5. Ta vie n’est-elle pas aussi mobile qu’un nuage ? Aussi rapide qu’une vapeur sur l’eau ? Elle s’évanouit comme une ombre, pour ne plus revenir. — Pour beaucoup d’années ! Qui est assuré d’un seul jour ? Et Dieu ne donne-t-il pas une preuve de sa sagesse et de sa bonté, en tenant ta vie en ses mains, et en te la dispensant moment après moment, afin que tu puisses toujours le rappeler de vivre comme si chaque jour était le dernier de ton existence ? Et après les quelques jours que tu auras passé sous le soleil, on dira bien vite de toi :
« Il ne reste de lui que quelques grains de poussière ;
c’est là tout ce qu’il est devenu ; et tel sera le sort de tous les orgueilleux ! »

6. Considérez encore l’extrême folie de ces paroles : mon âme, tu as beaucoup de biens. Les produits de la terre sont donc une nourriture pour un esprit d’origine divine ? Y a-t-il quelque objet terrestre qui puisse nourrir ces êtres d’un ordre plus élevé ? Quel rapport y a-t-il entre ces esprits éternels et ces morceaux de terre ? — Examinez le reste de ce sage soliloque et voyez comment il s’applique à votre cas. — Mon âme, repose-toi. Vaine espérance ! La terre peut-elle donner le repos à un esprit ? — mange, bois et fais bonne chère. Quoi ! Ton âme peut-elle manger de cette manne céleste, la nourriture des anges et la seule faite pour les esprits ? — Mais cette manne ne croît pas ici-bas : elle ne se trouve que dans le paradis de Dieu.

7. Mais suppose que cette voix qui commande en maître à la vie et à la mort, te dise : cette nuit ton âme te sera redemandée, que deviendront ces biens que tu as amassés ? Hélas, ils ne sont pas à toi : tu n’as plus aucune part dans ces choses qui sont sous le soleil ; c’est pourquoi ces choses terrestres sont pour toi, comme si elles n’existaient plus ; tu es sorti nu du sein de ta mère, et nu tu retourneras à la poudre. Tu as amassé beaucoup de biens ; mais à quelle fin ? Pour tout laisser derrière toi ! Pauvre ombre ! Tu es dépouillé maintenant de tout : l’espérance même ne te reste pas.
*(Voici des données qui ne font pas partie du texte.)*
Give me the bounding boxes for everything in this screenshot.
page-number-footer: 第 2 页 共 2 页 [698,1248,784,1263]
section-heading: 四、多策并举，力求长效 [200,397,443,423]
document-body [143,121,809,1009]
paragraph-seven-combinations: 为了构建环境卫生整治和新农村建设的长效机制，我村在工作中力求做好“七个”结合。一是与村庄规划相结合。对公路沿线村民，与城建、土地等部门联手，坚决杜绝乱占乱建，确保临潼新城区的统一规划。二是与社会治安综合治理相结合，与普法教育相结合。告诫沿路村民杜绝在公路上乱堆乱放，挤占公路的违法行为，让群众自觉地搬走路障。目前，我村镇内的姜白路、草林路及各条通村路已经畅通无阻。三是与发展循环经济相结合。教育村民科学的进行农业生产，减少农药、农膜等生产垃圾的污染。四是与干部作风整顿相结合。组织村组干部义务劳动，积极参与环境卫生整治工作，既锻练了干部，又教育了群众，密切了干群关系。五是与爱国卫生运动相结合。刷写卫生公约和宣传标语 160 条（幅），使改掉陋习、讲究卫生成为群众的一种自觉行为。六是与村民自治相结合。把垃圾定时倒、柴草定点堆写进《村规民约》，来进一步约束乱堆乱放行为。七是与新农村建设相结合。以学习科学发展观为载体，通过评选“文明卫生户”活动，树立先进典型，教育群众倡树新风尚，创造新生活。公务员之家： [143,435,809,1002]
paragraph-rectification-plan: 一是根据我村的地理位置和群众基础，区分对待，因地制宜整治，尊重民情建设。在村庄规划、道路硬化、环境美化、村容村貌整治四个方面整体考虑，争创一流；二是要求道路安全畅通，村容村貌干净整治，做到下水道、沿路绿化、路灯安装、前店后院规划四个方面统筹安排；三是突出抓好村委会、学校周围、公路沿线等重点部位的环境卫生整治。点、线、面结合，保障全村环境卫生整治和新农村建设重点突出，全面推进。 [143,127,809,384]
8. Observez la remarque que le Seigneur a faite sur toute cette scène : il en est ainsi de celui qui fait de grands amas de biens pour soi-même, et qui n’est pas riche en Dieu : telle est sa folie, que les mots ne peuvent pas l’exprimer. Cet homme qui amasse de grands biens pour les laisser bientôt, quelque sage qu’il soit à ses yeux et aux yeux de son prochain, est en réalité le plus grand insensé qui existe ; et celui qui cherche le bonheur dans ces choses qui périssent, amasse des trésors pour lui-même ; ce qui est tout à fait incompatible avec le caractère du riche en Dieu, avec la pratique de ce commandement : mon fils, donne moi ton cœur. Celui qui est un enfant de Dieu peut vraiment dire :
« Mes richesses sont en haut ;
l’amour de Dieu est tout mon trésor ; »
Il peut déclarer que tout le désir de son âme est vers l’Éternel.

9. Toi qui lis ces paroles, sonde bien ton cœur. — Où as-tu placé ton trésor jusqu’à ce moment ? Où l’amasses-tu à cette heure même ? Travailles-tu à être riche en Dieu ? ou amasses-tu des biens sur la terre ? Toi qui te conduis avec soin quant aux choses extérieures, et qui remplis exactement les devoirs extérieurs, garde-toi de l’avarice, de cet amour pour l’argent, qui est respecté dans le monde, et du désir d’amasser des trésors sur la terre. Amasse des trésors dans les cieux. Dans peu de jours, tu entreras sur une terre de ténèbres, ou les fruits de la terre ne te serviront de rien, où tu ne pourras ni manger, ni boire, ni satisfaire à tes sens ; quel avantage retireras-tu de tout ce que tu as amassé dans ce monde ? De tout ce que tu auras laissé derrière toi ? Laissé derrière toi ! Quoi ! Ne pourras-tu donc rien emporter avec toi dans les demeures éternelles ? Oh ! amasse donc, avant de quitter ce monde, des trésors qui ne périssent jamais.